Produzido pela Univale TV, vídeo alerta para a necessidade urgente de conservação do bioma
O documentário “Mata Atlântica: bioma biodiverso do Brasil” revela a exuberância e a necessidade urgente de preservação do segundo bioma mais ameaçado de extinção. O trabalho foi produzido pela UNIVALE TV, em parceria com a Sociedade Brasileira para o Progresso da Ciência (SBPC) para a edição da Ciência & Cultura sobre “Biomas do Brasil”. Com roteiro e direção da repórter Liliane Ambrósio Guedes, edição de Carlos Farias e imagens dos cinegrafistas Alex Quirino, Danyel Guimarães, Josias Guilherme dos Reis e Romilson Gonçalves, a equipe de jornalismo da UNIVALE TV percorreu 300 quilômetros no Médio Rio Doce, do Vale do Aço a Aimorés, exibindo belezas naturais, a relação dos povos remanescentes com o meio ambiente, projetos de reflorestamento e desafios de reservas importantes na região.
O material faz parte da série Biomas do Brasil (da revista Ciência & Cultura, da SBPC), traz imagens inéditas sobre a Mata Atlântica no Médio Rio Doce e conta com um olhar criterioso de pesquisadores do mestrado em Gestão Integrada do Território da UNIVALE (GIT), e também de outras instituições. Entre eles, o doutor em Ciências e Ecologia da Universidade Federal de São Carlos (UFSCAR) e coordenador de um grupo de pesquisas ambientais na Universidade Federal de Minas Gerais (UFMG), Francisco Barbosa, que falou sobre a riqueza da biodiversidade no Médio Rio Doce. “Nós estamos falando em 77 espécies de mamíferos, das 260 conhecidas da Mata Atlântica, além de 325 espécies de aves e 22 espécies de peixes, isso é quase 30% da bacia. E de plantas nós temos mais de 1.000 espécies, das 20 mil espécies conhecidas da Mata Atlântica”, destacou Francisco.

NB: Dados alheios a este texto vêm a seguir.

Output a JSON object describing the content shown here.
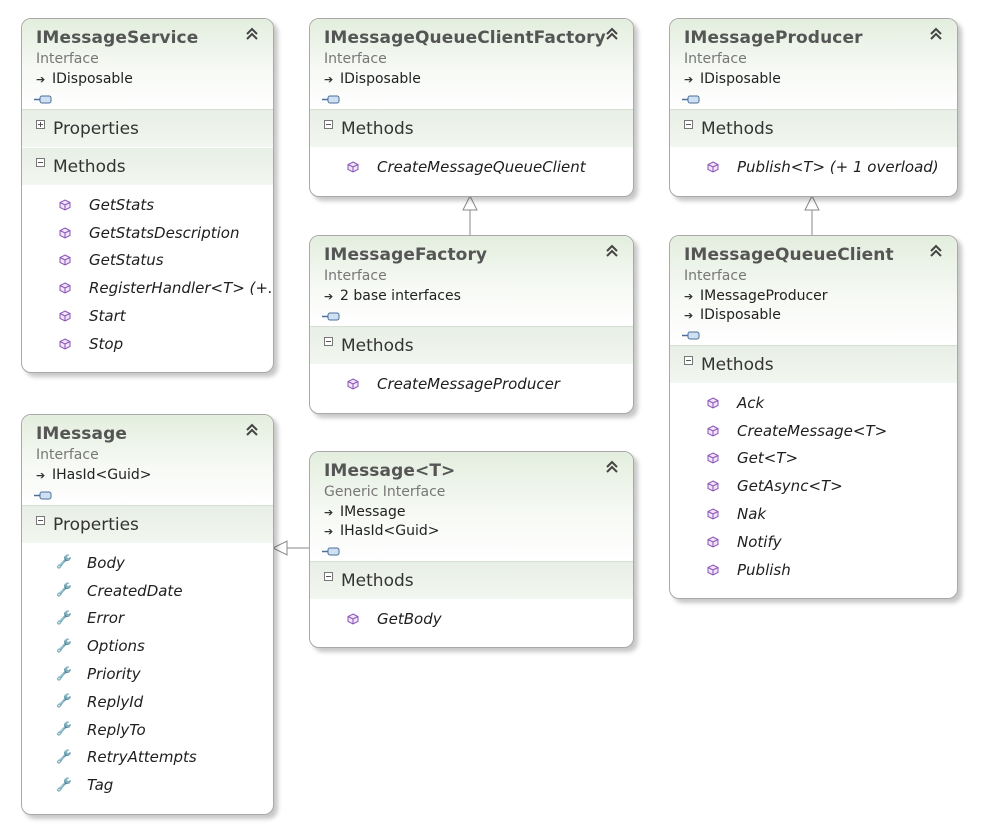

Essa biodiversidade, pontua o pesquisador, está ameaçada por fatores que incluem desmatamento, mineração, introdução de espécies exóticas, processo de urbanização, caça e pesca predatória, tráfego ilegal de espécies e turismo não regulamentado.
O impacto da siderurgia
A chegada de usinas siderúrgicas também provocou grande impacto ambiental, como lembra Lenício Dutra Júnior, que é professor de História no campus de Governador Valadares do Instituto Federal de Minas Gerais (IFMG) e doutor em Ciências Humanas pelo Doutorado Interinstitucional (Dinter) da UNIVALE em parceria com a Universidade Federal de Santa Catarina (UFSC). Ele estima que o consumo de madeira para produção de carvão vegetal na região era de 25% – um número muito acima da média nacional, de 3%.
“Isso tudo em função da necessidade de alimentar os altos-fornos e a fabricação de ferro-gusa e aço. Por isso, a gente pode dizer que a Mata Atlântica foi decisiva para o desenvolvimento do Vale do Rio Doce e para o desenvolvimento do Vale do Aço, especialmente para se transformar em um polo siderúrgico, como se transformou ainda hoje. A floresta serviu muito bem a esse propósito. Por outro lado, a gente tem o impacto ambiental pela ausência da vegetação, porque a partir da derrubada da floresta a gente tem outras atividades econômicas, como a pecuária e a agricultura, que vão substituir a floresta, e muitas vezes sem o devido cuidado. Por isso a gente tem hoje, na região do Médio Rio Doce, grandes problemas ambientais evidentes”, observa Lenício.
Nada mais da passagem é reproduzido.